We don't use Turing machines as computers because different types of computers are more convenient to implement electronically. But in biology, we already have a lot of the things a Turing machine requires.

DNA sounds like the perfect thing to make a Turing machine tape out of. The read/write head could be made of an enzyme complex. This could work really fast and be really small ==> massively parallel processing!

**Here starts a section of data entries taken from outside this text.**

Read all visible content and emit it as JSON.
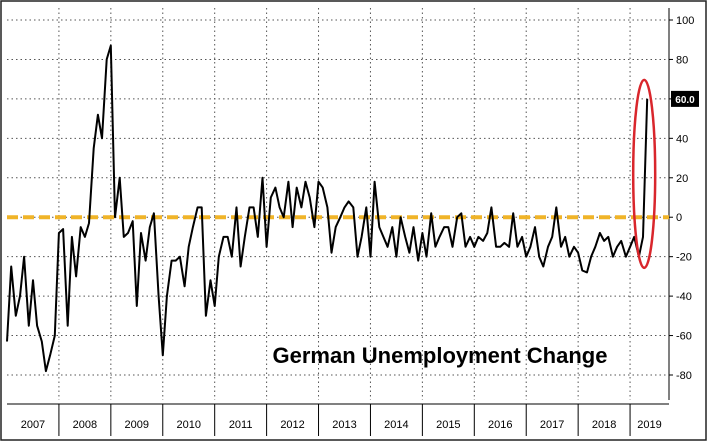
{
  "chart_data": {
    "type": "line",
    "title": "German Unemployment Change",
    "xlabel": "",
    "ylabel": "",
    "ylim": [
      -90,
      100
    ],
    "y_ticks": [
      100,
      80,
      60,
      40,
      20,
      0,
      -20,
      -40,
      -60,
      -80
    ],
    "x_range": [
      2007.0,
      2019.75
    ],
    "year_labels": [
      "2007",
      "2008",
      "2009",
      "2010",
      "2011",
      "2012",
      "2013",
      "2014",
      "2015",
      "2016",
      "2017",
      "2018",
      "2019"
    ],
    "grid": true,
    "zero_line": {
      "value": 0,
      "style": "dashed",
      "color": "#f0b428"
    },
    "highlight": {
      "shape": "ellipse",
      "color": "#d9262c",
      "around_x": 2019.33
    },
    "callout": {
      "label": "60.0",
      "value": 60.0
    },
    "series": [
      {
        "name": "",
        "color": "#000000",
        "x": [
          2007.0,
          2007.08,
          2007.17,
          2007.25,
          2007.33,
          2007.42,
          2007.5,
          2007.58,
          2007.67,
          2007.75,
          2007.83,
          2007.92,
          2008.0,
          2008.08,
          2008.17,
          2008.25,
          2008.33,
          2008.42,
          2008.5,
          2008.58,
          2008.67,
          2008.75,
          2008.83,
          2008.92,
          2009.0,
          2009.08,
          2009.17,
          2009.25,
          2009.33,
          2009.42,
          2009.5,
          2009.58,
          2009.67,
          2009.75,
          2009.83,
          2009.92,
          2010.0,
          2010.08,
          2010.17,
          2010.25,
          2010.33,
          2010.42,
          2010.5,
          2010.58,
          2010.67,
          2010.75,
          2010.83,
          2010.92,
          2011.0,
          2011.08,
          2011.17,
          2011.25,
          2011.33,
          2011.42,
          2011.5,
          2011.58,
          2011.67,
          2011.75,
          2011.83,
          2011.92,
          2012.0,
          2012.08,
          2012.17,
          2012.25,
          2012.33,
          2012.42,
          2012.5,
          2012.58,
          2012.67,
          2012.75,
          2012.83,
          2012.92,
          2013.0,
          2013.08,
          2013.17,
          2013.25,
          2013.33,
          2013.42,
          2013.5,
          2013.58,
          2013.67,
          2013.75,
          2013.83,
          2013.92,
          2014.0,
          2014.08,
          2014.17,
          2014.25,
          2014.33,
          2014.42,
          2014.5,
          2014.58,
          2014.67,
          2014.75,
          2014.83,
          2014.92,
          2015.0,
          2015.08,
          2015.17,
          2015.25,
          2015.33,
          2015.42,
          2015.5,
          2015.58,
          2015.67,
          2015.75,
          2015.83,
          2015.92,
          2016.0,
          2016.08,
          2016.17,
          2016.25,
          2016.33,
          2016.42,
          2016.5,
          2016.58,
          2016.67,
          2016.75,
          2016.83,
          2016.92,
          2017.0,
          2017.08,
          2017.17,
          2017.25,
          2017.33,
          2017.42,
          2017.5,
          2017.58,
          2017.67,
          2017.75,
          2017.83,
          2017.92,
          2018.0,
          2018.08,
          2018.17,
          2018.25,
          2018.33,
          2018.42,
          2018.5,
          2018.58,
          2018.67,
          2018.75,
          2018.83,
          2018.92,
          2019.0,
          2019.08,
          2019.17,
          2019.25,
          2019.33
        ],
        "values": [
          -63,
          -25,
          -50,
          -40,
          -20,
          -55,
          -32,
          -55,
          -63,
          -78,
          -70,
          -60,
          -8,
          -6,
          -55,
          -10,
          -30,
          -5,
          -10,
          -3,
          35,
          52,
          40,
          80,
          87,
          0,
          20,
          -10,
          -8,
          -2,
          -45,
          -8,
          -22,
          -5,
          2,
          -40,
          -70,
          -40,
          -22,
          -22,
          -20,
          -35,
          -15,
          -5,
          5,
          5,
          -50,
          -32,
          -45,
          -20,
          -10,
          -10,
          -20,
          5,
          -25,
          -10,
          5,
          5,
          -10,
          20,
          -15,
          10,
          15,
          5,
          0,
          18,
          -5,
          15,
          5,
          18,
          10,
          -5,
          18,
          15,
          5,
          -18,
          -5,
          0,
          5,
          8,
          5,
          -20,
          -10,
          5,
          -20,
          18,
          -5,
          -10,
          -15,
          -5,
          -20,
          0,
          -10,
          -18,
          -5,
          -22,
          -8,
          -20,
          2,
          -15,
          -10,
          -5,
          -5,
          -15,
          0,
          2,
          -15,
          -10,
          -15,
          -10,
          -12,
          -8,
          5,
          -15,
          -15,
          -13,
          -15,
          2,
          -15,
          -10,
          -20,
          -15,
          -5,
          -20,
          -25,
          -15,
          -10,
          5,
          -15,
          -10,
          -20,
          -15,
          -18,
          -27,
          -28,
          -20,
          -15,
          -8,
          -12,
          -10,
          -20,
          -15,
          -12,
          -20,
          -15,
          -10,
          -20,
          -10,
          60
        ]
      }
    ]
  }
}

A group at the Weizmann institute has actually implemented such a machine, but it's fairly rudimentary. We could look at either improving the computational power of the Turing machine or designing it to perform computations in parallel, which would mean that although it's very slow, we could still get it to perform lots of simultaneous computations and have the net effect of it seeming very fast.

  • Idea 3. Ribozymes

We spoke to Gerald Sussman, a professor in Course 6 associated with the Amorphous Computing project, about biological computers and he suggested that we think about computers other than universal Turing machines. In particular, he suggested that a very useful component of a biological computer would be something that triggered a large protein signal, a cascade, in response to the presence of a particular RNA molecule.

Antibodies can really precisely target a molecule, but it's hard to make an arbitrary antibody, and even harder to design another protein: it's really difficult to make up your own protein from scratch because it's so hard to predict the 2, 3, and 4ary structure from the sequence.

RNA, being single stranded, tends to fold up into shapes similar to how proteins do it. And if we want to bind to RNA, like Dr. Sussmnn suggested, we can take advantage of the fact that RNA will base-pair with itself: in other words, we can very easily make RNA enzymes, called ribozymes, that bind to RNA and change shape in response. That change in shape could be the trigger for some kind of protein cascade.

Right away you can see that this is much easier to customize for any RNA sequence of interest -- just rewrite the sequence for that particular part.

Particularly useful for computing because nucleic acids are a good data storage medium -- so then we need something that can *react* to the data and take action on it: ribozymes!